M. Lalonde: Je suis bien tenté d'être en accord, en
principe, je suis en accord avec le député, sauf que dans son
jugement je ne veux pas dire que c'est une provocation, c'est
sûrement un manque de jugement absolument inacceptable
actuellement, si on attend que les articles 26 à 29 soient en vigueur
pour se conformer au désir de la population, je pense qu'on fait un
mauvais calcul. J'ai vu dans plusieurs cas des compagnies qui ont
déjà commencé, même si ces articles ne sont pas en
vigueur et à ce point de vue, je ne suis pas en accord avec le
député en ce sens que la formule incitative a déjà
commencé à avoir des effets et on ne pourra juger de sa valeur
que lorsque ces articles seront en vigueur. Mais déjà, plusieurs
compagnies ont commencé la francisation, soit au niveau de la raison
sociale ou au niveau de la communication interne, la francophonisation,
plusieurs l'avaient commencé avant la loi 22. Mais depuis la loi 22, on
voit un mouvement, une progression géométrique dans l'ampleur du
mouvement pour l'usage du français, l'engagement de Canadiens
français, de francophones.
Cela me surprend que, dans le contexte que
vous décrivez et qui est exact, la compagnie n'ait pas eu la
prudence de se donner un nom français au Québec.
M. Léger: Est-ce qu'il y a déjà eu des
négociations entre les deux paliers de gouvernement, provincial et
fédéral, pour que les compagnies qui ont une charte
fédérale, mais qui ont des succursales très importantes au
Québec, pour exiger du ministère fédéral qui
s'occupe de donner la charte je ne sais pas comment il s'appelle
à une compagnie qui s'installe au Québec, pour exiger qu'elle ait
les deux interprétations, française et anglaise?
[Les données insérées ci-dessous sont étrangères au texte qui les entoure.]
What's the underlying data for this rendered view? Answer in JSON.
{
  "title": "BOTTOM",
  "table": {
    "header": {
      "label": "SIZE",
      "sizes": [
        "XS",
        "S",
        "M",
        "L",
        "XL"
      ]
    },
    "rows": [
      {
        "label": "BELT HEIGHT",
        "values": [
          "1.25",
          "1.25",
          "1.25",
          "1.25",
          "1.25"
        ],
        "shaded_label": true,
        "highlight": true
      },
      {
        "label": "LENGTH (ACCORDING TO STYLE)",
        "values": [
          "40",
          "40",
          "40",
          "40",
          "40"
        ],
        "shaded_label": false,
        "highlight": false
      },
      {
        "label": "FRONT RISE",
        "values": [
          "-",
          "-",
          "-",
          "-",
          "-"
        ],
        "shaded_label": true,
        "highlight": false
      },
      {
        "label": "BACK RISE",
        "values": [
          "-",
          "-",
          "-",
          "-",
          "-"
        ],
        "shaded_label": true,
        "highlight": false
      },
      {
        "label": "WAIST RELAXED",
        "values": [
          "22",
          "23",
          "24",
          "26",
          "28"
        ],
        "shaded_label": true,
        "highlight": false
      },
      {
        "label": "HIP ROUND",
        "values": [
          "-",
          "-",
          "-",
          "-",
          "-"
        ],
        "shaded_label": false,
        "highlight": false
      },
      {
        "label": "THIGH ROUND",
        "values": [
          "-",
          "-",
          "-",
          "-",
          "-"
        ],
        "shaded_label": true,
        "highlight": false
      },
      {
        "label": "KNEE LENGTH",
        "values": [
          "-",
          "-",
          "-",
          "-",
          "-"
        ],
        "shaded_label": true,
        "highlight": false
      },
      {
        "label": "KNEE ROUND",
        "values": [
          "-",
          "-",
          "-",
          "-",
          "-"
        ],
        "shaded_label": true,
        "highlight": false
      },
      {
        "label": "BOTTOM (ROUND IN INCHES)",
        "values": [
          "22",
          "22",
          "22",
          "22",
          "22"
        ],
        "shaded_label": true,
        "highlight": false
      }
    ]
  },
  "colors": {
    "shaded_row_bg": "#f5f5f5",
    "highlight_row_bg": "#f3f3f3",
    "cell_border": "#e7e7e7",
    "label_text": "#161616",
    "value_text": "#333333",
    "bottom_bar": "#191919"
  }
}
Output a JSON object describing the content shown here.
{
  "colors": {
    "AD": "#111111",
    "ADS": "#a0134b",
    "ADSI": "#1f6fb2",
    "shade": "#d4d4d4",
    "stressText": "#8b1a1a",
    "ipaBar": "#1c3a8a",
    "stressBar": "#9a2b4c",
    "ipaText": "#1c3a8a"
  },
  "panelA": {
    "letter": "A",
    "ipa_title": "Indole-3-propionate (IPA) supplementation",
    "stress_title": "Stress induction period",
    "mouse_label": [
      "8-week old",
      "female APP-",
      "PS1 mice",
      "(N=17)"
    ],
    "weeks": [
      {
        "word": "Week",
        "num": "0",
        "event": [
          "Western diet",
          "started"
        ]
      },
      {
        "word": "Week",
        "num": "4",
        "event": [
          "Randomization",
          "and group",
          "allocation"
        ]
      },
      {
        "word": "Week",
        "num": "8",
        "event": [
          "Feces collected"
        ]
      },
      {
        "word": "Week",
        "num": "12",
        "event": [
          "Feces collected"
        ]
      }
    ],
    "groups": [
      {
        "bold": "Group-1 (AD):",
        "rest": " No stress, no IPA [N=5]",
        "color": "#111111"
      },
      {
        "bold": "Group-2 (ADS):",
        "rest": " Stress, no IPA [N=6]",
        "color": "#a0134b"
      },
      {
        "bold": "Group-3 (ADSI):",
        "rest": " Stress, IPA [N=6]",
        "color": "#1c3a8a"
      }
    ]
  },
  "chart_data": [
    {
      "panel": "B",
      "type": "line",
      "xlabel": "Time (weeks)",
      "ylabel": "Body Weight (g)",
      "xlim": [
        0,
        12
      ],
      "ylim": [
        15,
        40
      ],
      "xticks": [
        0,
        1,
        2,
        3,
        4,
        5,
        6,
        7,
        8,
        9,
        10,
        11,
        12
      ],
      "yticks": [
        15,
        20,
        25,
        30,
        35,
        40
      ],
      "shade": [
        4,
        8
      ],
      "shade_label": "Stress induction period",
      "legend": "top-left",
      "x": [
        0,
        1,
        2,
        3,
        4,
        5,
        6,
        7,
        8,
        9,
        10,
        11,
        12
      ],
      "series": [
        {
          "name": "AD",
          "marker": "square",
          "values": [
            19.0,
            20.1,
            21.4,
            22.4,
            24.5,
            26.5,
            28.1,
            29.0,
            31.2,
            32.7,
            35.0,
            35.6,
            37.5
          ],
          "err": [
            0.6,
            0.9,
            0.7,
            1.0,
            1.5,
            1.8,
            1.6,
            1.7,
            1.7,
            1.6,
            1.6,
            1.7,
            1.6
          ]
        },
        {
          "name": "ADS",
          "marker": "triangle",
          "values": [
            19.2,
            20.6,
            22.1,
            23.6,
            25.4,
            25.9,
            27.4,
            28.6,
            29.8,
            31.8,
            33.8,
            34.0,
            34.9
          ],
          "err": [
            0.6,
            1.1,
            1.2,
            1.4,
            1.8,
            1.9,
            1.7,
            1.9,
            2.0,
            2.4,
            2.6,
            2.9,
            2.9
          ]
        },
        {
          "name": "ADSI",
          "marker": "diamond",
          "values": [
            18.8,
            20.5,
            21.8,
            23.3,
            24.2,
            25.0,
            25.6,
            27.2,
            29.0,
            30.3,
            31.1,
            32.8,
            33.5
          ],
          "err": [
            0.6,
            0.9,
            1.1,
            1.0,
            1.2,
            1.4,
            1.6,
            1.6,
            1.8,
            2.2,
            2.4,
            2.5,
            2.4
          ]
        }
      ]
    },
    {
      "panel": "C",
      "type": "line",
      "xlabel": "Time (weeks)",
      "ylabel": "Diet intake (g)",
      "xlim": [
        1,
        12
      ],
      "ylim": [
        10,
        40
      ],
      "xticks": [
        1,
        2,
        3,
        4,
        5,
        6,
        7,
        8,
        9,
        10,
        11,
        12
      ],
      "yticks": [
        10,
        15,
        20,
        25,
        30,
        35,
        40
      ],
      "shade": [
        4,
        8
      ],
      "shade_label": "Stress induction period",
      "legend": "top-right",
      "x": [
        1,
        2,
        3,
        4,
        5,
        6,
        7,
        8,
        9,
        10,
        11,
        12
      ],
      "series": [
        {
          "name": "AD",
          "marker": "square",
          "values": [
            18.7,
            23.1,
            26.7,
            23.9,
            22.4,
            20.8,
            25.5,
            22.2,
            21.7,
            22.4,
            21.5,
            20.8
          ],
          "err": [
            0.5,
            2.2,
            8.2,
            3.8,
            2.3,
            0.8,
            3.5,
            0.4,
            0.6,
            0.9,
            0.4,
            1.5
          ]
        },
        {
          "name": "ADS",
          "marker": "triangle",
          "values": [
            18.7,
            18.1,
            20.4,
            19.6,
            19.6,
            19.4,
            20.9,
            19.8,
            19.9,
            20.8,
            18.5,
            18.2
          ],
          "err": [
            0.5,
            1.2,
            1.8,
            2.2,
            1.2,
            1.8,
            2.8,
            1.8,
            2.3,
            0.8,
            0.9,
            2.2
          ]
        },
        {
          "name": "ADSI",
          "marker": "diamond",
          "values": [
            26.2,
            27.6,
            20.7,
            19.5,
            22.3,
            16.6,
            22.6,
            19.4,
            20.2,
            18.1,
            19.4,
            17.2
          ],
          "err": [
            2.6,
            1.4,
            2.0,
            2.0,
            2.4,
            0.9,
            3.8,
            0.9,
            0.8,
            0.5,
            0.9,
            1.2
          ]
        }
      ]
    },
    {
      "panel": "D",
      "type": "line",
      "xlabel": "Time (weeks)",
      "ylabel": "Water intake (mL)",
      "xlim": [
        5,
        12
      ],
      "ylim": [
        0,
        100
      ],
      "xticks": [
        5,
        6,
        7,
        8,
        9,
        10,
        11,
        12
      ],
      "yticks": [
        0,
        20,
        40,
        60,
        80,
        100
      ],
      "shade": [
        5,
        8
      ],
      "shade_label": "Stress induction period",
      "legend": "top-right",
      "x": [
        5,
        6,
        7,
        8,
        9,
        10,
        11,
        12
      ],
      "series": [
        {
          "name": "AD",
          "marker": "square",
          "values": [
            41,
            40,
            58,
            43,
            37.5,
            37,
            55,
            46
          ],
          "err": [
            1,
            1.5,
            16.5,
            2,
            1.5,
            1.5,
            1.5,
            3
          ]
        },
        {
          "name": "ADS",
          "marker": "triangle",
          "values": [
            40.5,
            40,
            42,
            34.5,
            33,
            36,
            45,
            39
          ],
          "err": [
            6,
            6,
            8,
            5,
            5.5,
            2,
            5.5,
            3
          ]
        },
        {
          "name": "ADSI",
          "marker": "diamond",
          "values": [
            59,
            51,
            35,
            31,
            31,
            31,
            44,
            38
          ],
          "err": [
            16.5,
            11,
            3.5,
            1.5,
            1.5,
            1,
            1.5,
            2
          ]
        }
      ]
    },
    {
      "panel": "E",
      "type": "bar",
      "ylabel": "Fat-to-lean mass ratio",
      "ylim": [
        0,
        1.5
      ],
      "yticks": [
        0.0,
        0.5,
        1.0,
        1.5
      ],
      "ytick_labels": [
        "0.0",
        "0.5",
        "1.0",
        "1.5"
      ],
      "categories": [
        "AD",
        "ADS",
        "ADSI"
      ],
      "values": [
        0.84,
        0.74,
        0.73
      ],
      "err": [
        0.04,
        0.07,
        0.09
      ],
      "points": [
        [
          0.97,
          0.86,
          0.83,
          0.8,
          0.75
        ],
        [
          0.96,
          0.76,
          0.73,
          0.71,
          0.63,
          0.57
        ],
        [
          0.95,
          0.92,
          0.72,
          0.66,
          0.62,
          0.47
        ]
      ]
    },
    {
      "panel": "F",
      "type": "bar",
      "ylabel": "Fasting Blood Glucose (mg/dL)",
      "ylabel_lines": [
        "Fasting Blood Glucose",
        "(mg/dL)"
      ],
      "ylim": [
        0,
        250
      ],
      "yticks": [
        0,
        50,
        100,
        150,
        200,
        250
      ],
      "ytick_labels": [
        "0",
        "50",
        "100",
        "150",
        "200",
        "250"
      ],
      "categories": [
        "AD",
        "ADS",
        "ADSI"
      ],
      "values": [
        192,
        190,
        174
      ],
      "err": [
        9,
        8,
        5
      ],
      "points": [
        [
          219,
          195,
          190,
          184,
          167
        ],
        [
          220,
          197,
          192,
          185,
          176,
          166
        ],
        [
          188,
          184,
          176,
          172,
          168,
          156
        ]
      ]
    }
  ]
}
M. Lalonde: Je ne suis pas au courant des négociations qui
auraient pu avoir lieu dans ce sens. Je me souviens, quand j'étais aux
institutions financières, de communications qu'on avait, assez
constamment, avec le ministère des corporations fédérales
qui a quand même été un des premiers à rendre
possible, sinon exiger la raison sociale française pour le nom d'une
compagnie.
C'est possible d'engager des communications, quoique la politique du
provincial à ce point de vue est totalement différente de la
politique du fédéral.
Le fédéral a une politique de langues officielles
plutôt orientée vers la protection du consommateur et c'est ce
qu'on voit dans ces lois ou ces règlements concernant
l'étiquetage, alors que la politique du Québec est d'être
franchement et carrément profrançaise, pour la promotion de la
langue française, aussi pour la protection du consommateur ou dans le
concept de la protection du consommateur, mais aussi dans un concept beaucoup
plus large, beaucoup plus profond, celui de la survivance d'une population et
du développement d'une culture.
M. Léger: S'il y avait des négociations, est-ce que
cela relèverait de votre responsabilité ou si cela
relèverait du ministère des Institutions financières du
Québec, pour demander, à Ottawa, à ceux qui donnent des
chartes fédérales aux compagnies qui vont travailler au
Québec, de le faire dans les deux langues?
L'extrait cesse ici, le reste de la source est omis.